O design de produção tem grande parcela de responsabilidade pela ambientação penetrante que “O exorcista” tem. Nas cores, o vermelho tem presença constante para simbolizar a forte presença do demônio (por exemplo, na primeira vez em que o Padre Merrin vê a estátua, enxerga seu contorno na contraluz em um céu avermelhado). Em sua primeira aparição, Chris surge de pijama branco perolado, simbolizando seu estado de pureza e paz (mesma cor das paredes de seu quarto), porém em seguida ela coloca um roupão de cor pêssego como indicativo das matizes mais escuras que o vestuário passará a adotar.

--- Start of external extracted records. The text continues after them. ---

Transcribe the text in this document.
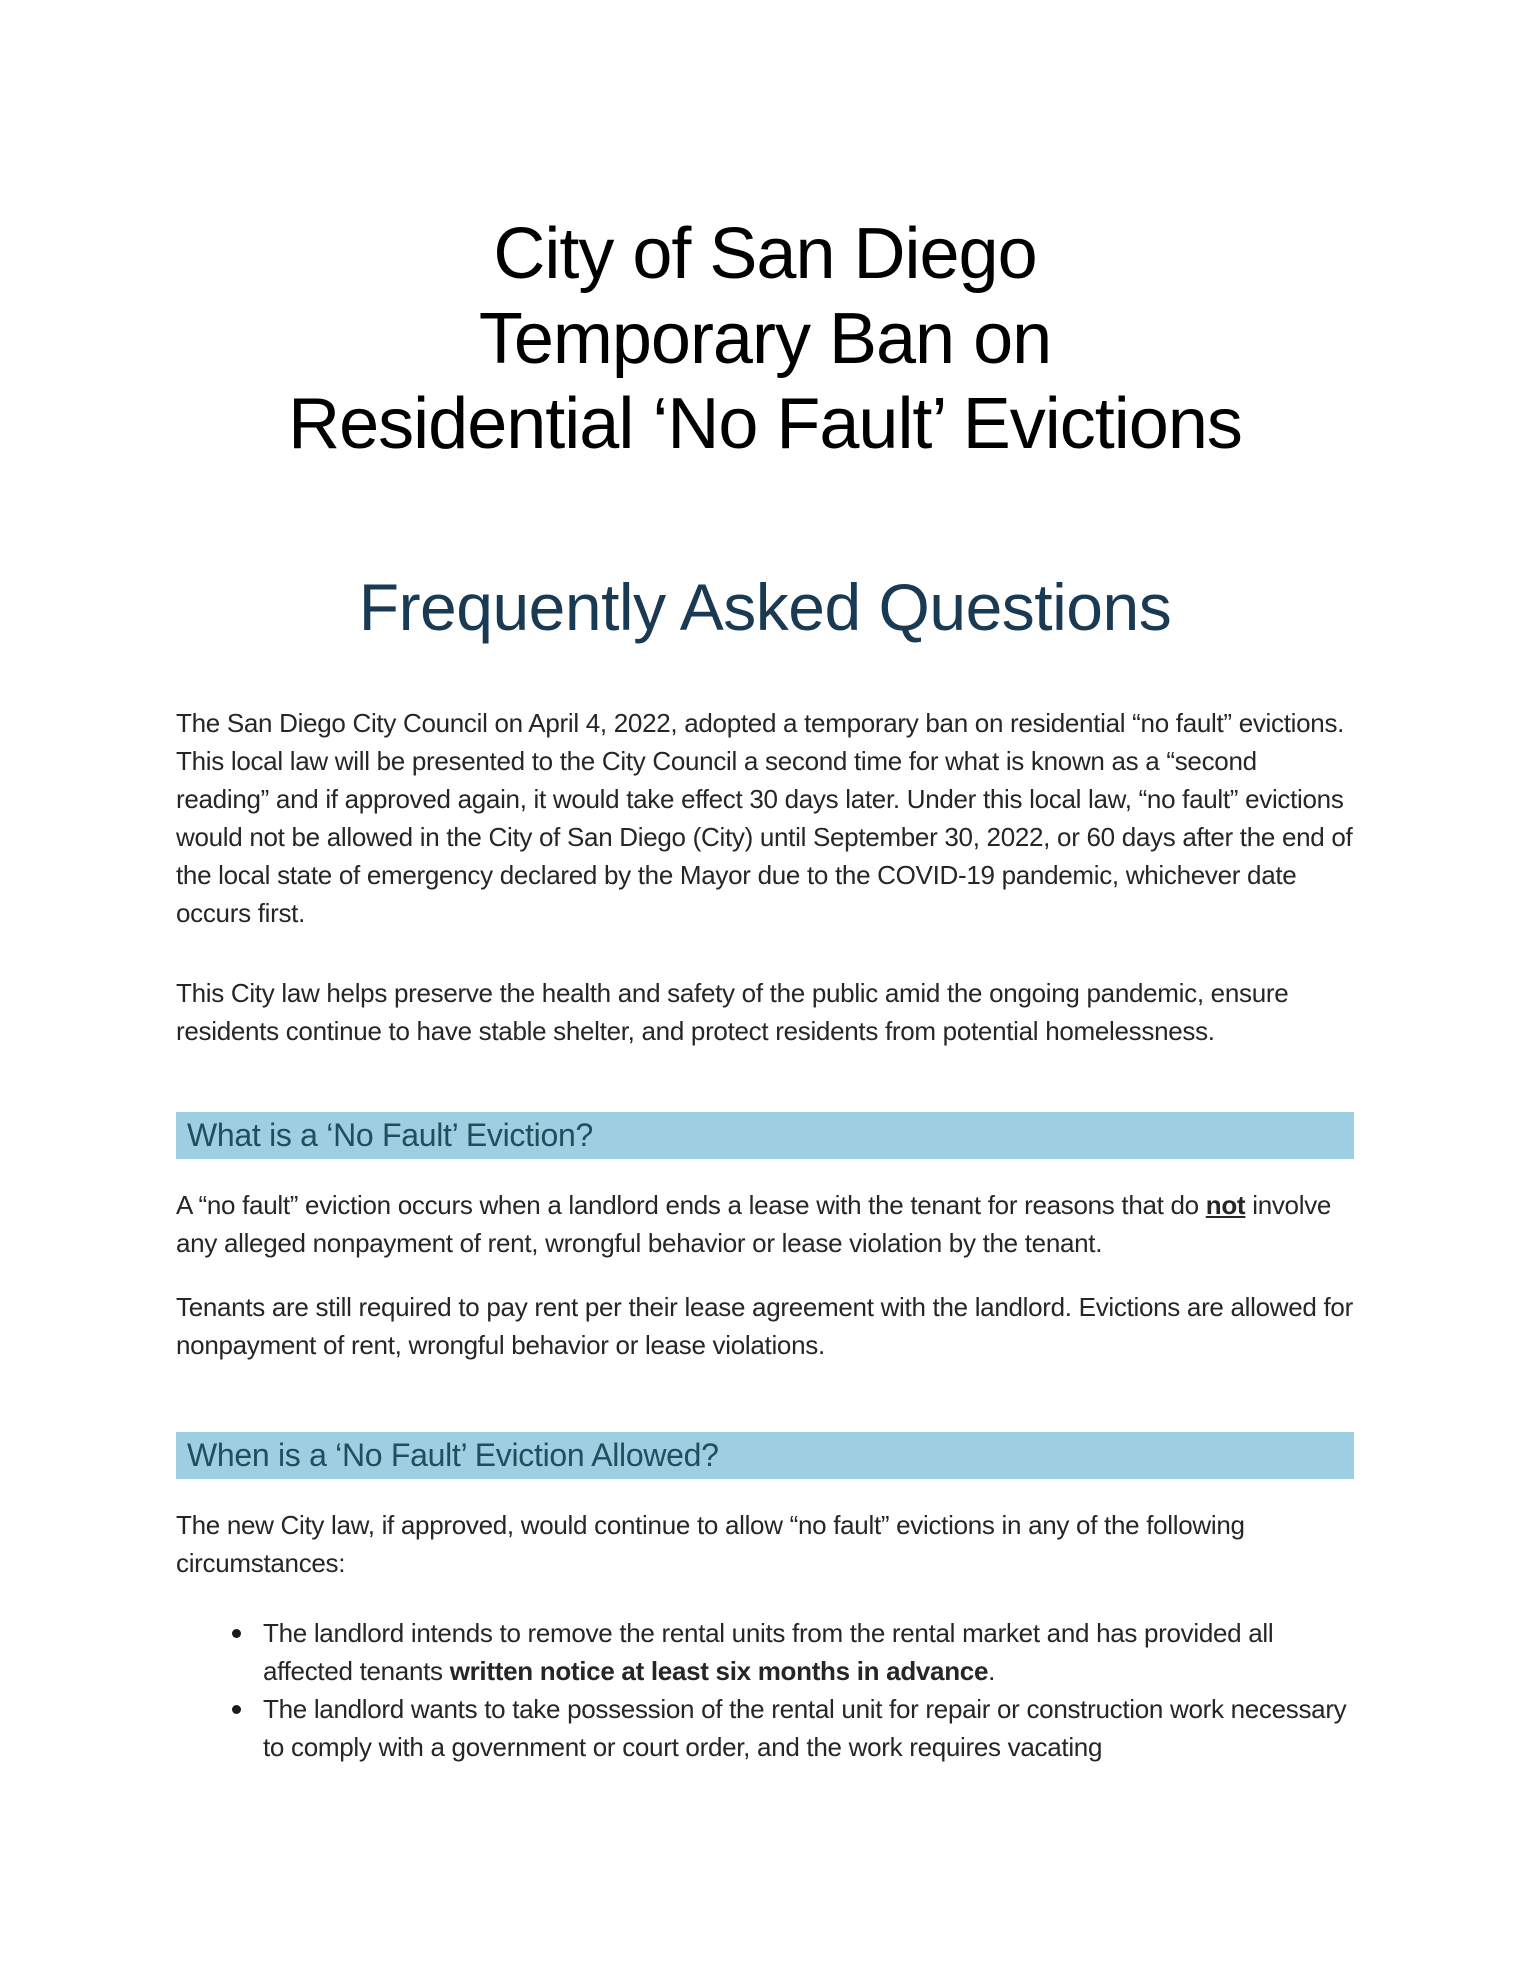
City of San Diego
Temporary Ban on
Residential ‘No Fault’ Evictions
Frequently Asked Questions

The San Diego City Council on April 4, 2022, adopted a temporary ban on residential “no fault” evictions. This local law will be presented to the City Council a second time for what is known as a “second reading” and if approved again, it would take effect 30 days later. Under this local law, “no fault” evictions would not be allowed in the City of San Diego (City) until September 30, 2022, or 60 days after the end of the local state of emergency declared by the Mayor due to the COVID-19 pandemic, whichever date occurs first.

This City law helps preserve the health and safety of the public amid the ongoing pandemic, ensure residents continue to have stable shelter, and protect residents from potential homelessness.

What is a ‘No Fault’ Eviction?

A “no fault” eviction occurs when a landlord ends a lease with the tenant for reasons that do not involve any alleged nonpayment of rent, wrongful behavior or lease violation by the tenant.

Tenants are still required to pay rent per their lease agreement with the landlord. Evictions are allowed for nonpayment of rent, wrongful behavior or lease violations.

When is a ‘No Fault’ Eviction Allowed?

The new City law, if approved, would continue to allow “no fault” evictions in any of the following circumstances:

The landlord intends to remove the rental units from the rental market and has provided all affected tenants written notice at least six months in advance.
The landlord wants to take possession of the rental unit for repair or construction work necessary to comply with a government or court order, and the work requires vacating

Não por outro motivo, quando faz uma festa em casa, veste-se em tom azul celeste, como se não tivesse os problemas que tem tido com a filha (tranquilidade que se esvai quando esta aparece). É interessante, ainda, perceber que Chris usa acessórios para se esconder (lenço no cabelo, óculos escuros, luvas) mais ao final, como se estivesse envergonhada pelo que tem passado.

Na perspectiva sonora, além de icônica música de mistério, o longa conta com o sombrio desempenho de Mercedes McCambridge para fazer a grave e rouca voz do demônio – que pouco lembra a voz doce e aguda de Linda Blair, responsável por interpretar Regan. A despeito de dois ótimos trabalhos de atuação – Ellen Burstyn como Chris e Max von Snydow como o Padre Merrin -, é o roteiro de William Peter Blatty (baseado em seu próprio livro) que ganha os holofotes (ao lado da direção, é claro).

É verdade que o texto contém lacunas (Regan foi possuída por mexer no tabuleiro? Nesse caso, por que a mãe não sofreu do mesmo mal? Quem é Capitão Howdy?), todavia elas acabam sendo brechas para que o espectador atribua significado à obra. Em interpretação literal, Regan foi possuída por Pazuzu. Entretanto, o texto dá margem para inúmeras interpretações mais profundas e igualmente sólidas. Na ótica do Padre Karras (Jason Miller), “O exorcista” é a história de alguém motivadamente cético (pela sua formação) e entristecido (em razão do que viveu com a mãe) que é levado a enfrentar a própria descrença. Diversamente, do ponto de vista de Chris e Regan, “O exorcista” é uma grande metáfora para o ingresso na adolescência e a dificuldade que têm os pais em lidar com essa transição. Simbolicamente, a menina não estaria apresentando “comportamento estranho” pela possessão, mas pela fase de sua vida (o que justifica o palavreado, as mudanças físicas e mesmo a agressividade).

Sem eliminar quaisquer outras possibilidades interpretativas, “O exorcista” se torna mais intrigante justamente pelo exercício de atribuir-lhe significado. É isso que torna a obra tão rica. Afinal, o filme não se tornou um paradigma do terror à toa.